Panniqtuuq is my hometown. I was a teacher in the classroom, and I know the operation of the school. My pride in the school is the children talking, writing and reading mostly in Inuktitut. I know this has subsided in other communities. This impacts Inuit traditional culture. In a very short while, Inuit culture changed tremendously. Looking back, the impact started when Europeans first started to arrive in the Inuit homeland. In the 1960s, a lot of the families were moved to communities by the federal government, from their homes in camps to distinctive community life. Children were sent to schools and some children were even moved very far to attend school. Back then, as we could not go back, Inuit had to make alternative decisions on how to survive. Inuit formed a group to be the voice of Inuit. I have felt that Jose Kusugak, as he never changed, represented everyone equally, to be a voice for Inuit, to be heard. He returned our human dignity,our Inuit rights.

Looking at the past and present, Inuit empowerment was taken away from Inuit and we had to follow the Qallunaaq laws. Today, Nunavut representatives can negotiate and have their voices heard as equally as Canadians leaders. Jose worked hard and has represented Inuit through different organizations, advancing the lives of Inuit and making it better for our future generations in the Inuit homeland.

I have pride when Inuit traditions and language are used in schools. It promotes where Inuit came from. The Inuit writing system started in 1894 when Uqammak (Rev. Edmund Peck) first came to Blacklead Island and archipelago. When the whalers were here, he was the reverend. He introduced religion and the first writing system, and Inuit followed. But there have been changes according to stories from Inuit and Jose. Jose was interested in this and during meetings he said he wanted to see changes to the old writing system. From reading about Jose, he faced many challenges representing Inuit. So many times, he went to different
places to consult with Inuit on reading and writing. Inuit learned the Inuit alphabet by reading the bible.
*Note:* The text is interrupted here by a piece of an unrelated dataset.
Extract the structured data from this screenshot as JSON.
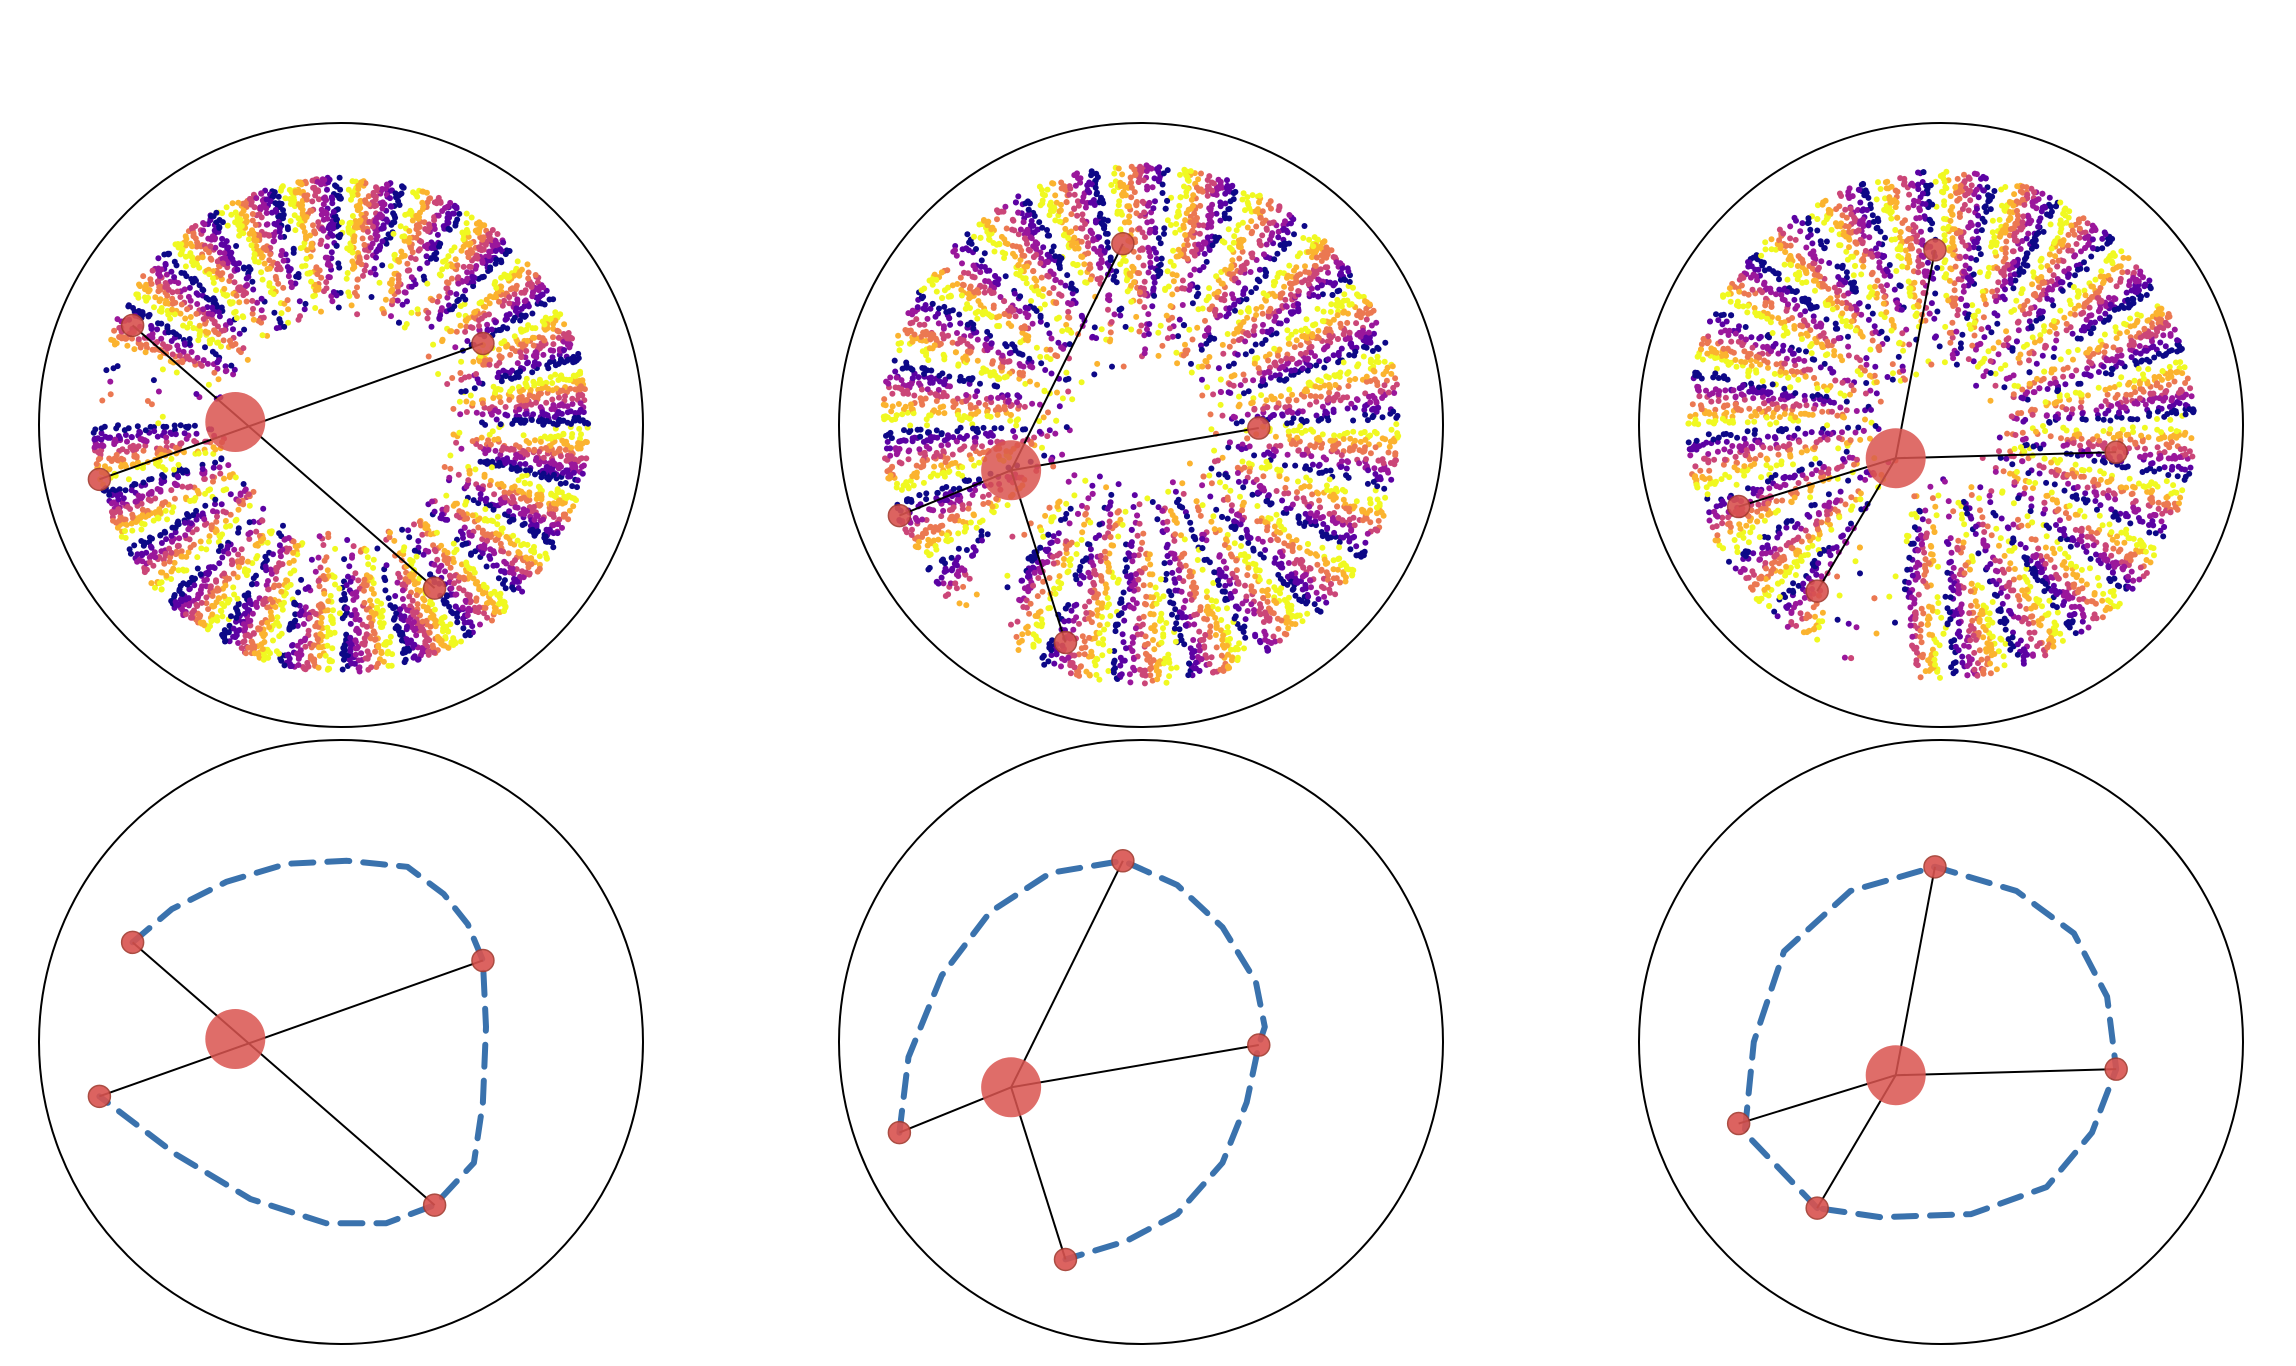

The old Inuktitut alphabet was ai-ii-oo-aa, but soon Inuit realized, most likely by Jose, that taking the ‘ai’ out would be better and it was removed from the Inuktitut alphabet. Therefore, only three remained, ii-ooaa. I am very grateful and proud that the alphabet came from Inuit, Inuit ownership. Language is true. In school, I have been fortunate to learn the three sets of alphabet. It is good. We are very grateful for the late Jose Kusugak, for the challenges he faced for Inuit. His challenges let Inuit succeed in the Inuit homeland, and
around the world.

Inuit enhancement is evident. Some issues are slower than others. But I know with Nunavut maturing, there are going to be continuous changes in the world. New technology is emerging, the computer age exists and we use the Internet in workplaces, at home and in schools. I feel that we have to gain knowledge from our Elders by interviewing them, understanding them, and do research on Inuit language and culture if we want a stable foundation for our future. We have to share the knowledge with children and youth so that they will understand it also.

I have been a member of the Atagoyuk school daycare for more than five years. I am the vice-chair. I support the new mothers and fathers in finishing their education, and support their babies and kids to be raised in a positive atmosphere. I have belonged to various organizations and I was taking part in a recreation plan development. I enjoy working with people and brainstorming and looking at different scenarios.
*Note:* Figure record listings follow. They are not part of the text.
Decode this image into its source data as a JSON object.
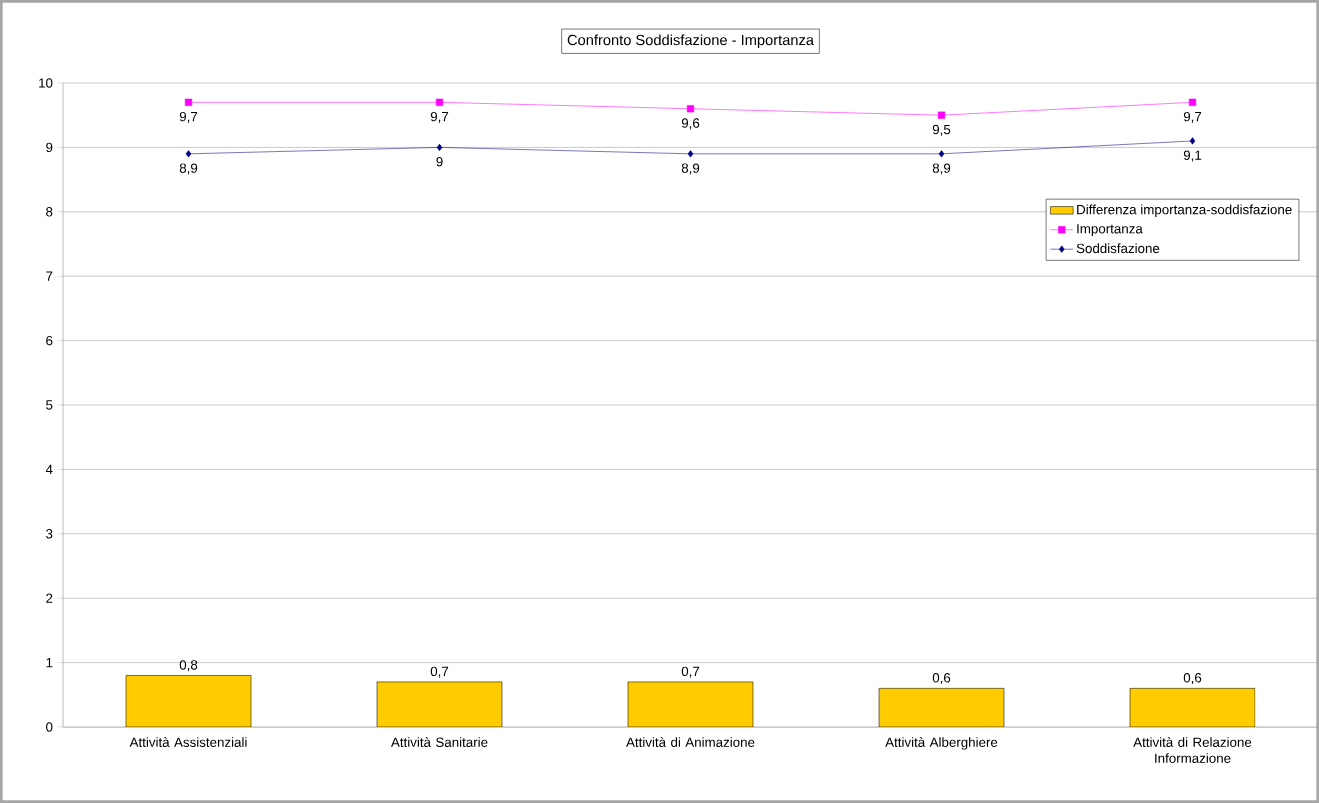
{
  "chart_data": {
    "type": "bar",
    "title": "Confronto Soddisfazione - Importanza",
    "categories": [
      "Attività Assistenziali",
      "Attività Sanitarie",
      "Attività di Animazione",
      "Attività Alberghiere",
      "Attività di Relazione Informazione"
    ],
    "series": [
      {
        "name": "Differenza importanza-soddisfazione",
        "color": "#ffcc00",
        "values": [
          0.8,
          0.7,
          0.7,
          0.6,
          0.6
        ],
        "value_labels": [
          "0,8",
          "0,7",
          "0,7",
          "0,6",
          "0,6"
        ]
      },
      {
        "name": "Importanza",
        "type": "line",
        "color": "#ff00ff",
        "marker": "square",
        "values": [
          9.7,
          9.7,
          9.6,
          9.5,
          9.7
        ],
        "value_labels": [
          "9,7",
          "9,7",
          "9,6",
          "9,5",
          "9,7"
        ]
      },
      {
        "name": "Soddisfazione",
        "type": "line",
        "color": "#000080",
        "marker": "diamond",
        "values": [
          8.9,
          9.0,
          8.9,
          8.9,
          9.1
        ],
        "value_labels": [
          "8,9",
          "9",
          "8,9",
          "8,9",
          "9,1"
        ]
      }
    ],
    "ylim": [
      0,
      10
    ],
    "yticks": [
      0,
      1,
      2,
      3,
      4,
      5,
      6,
      7,
      8,
      9,
      10
    ],
    "grid": "y",
    "legend": "top right"
  }
}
The education system has been in Nunavut for a long time. We know what areas are effective and efficient and which areas need improvement. Personally I believe reading is a priority for improvement. There are a lot of Inuktitut books that have been produced,
but there is a limited supply for older students. Starting early reading with children increases their writing skills when they are growing up. Resources for Inuktitut reading and writing are limited when students advance to the higher grades. I would like to promote continued learning with no limitations in Inuktitut until students graduate from high school.

Thank you for giving me this opportunity.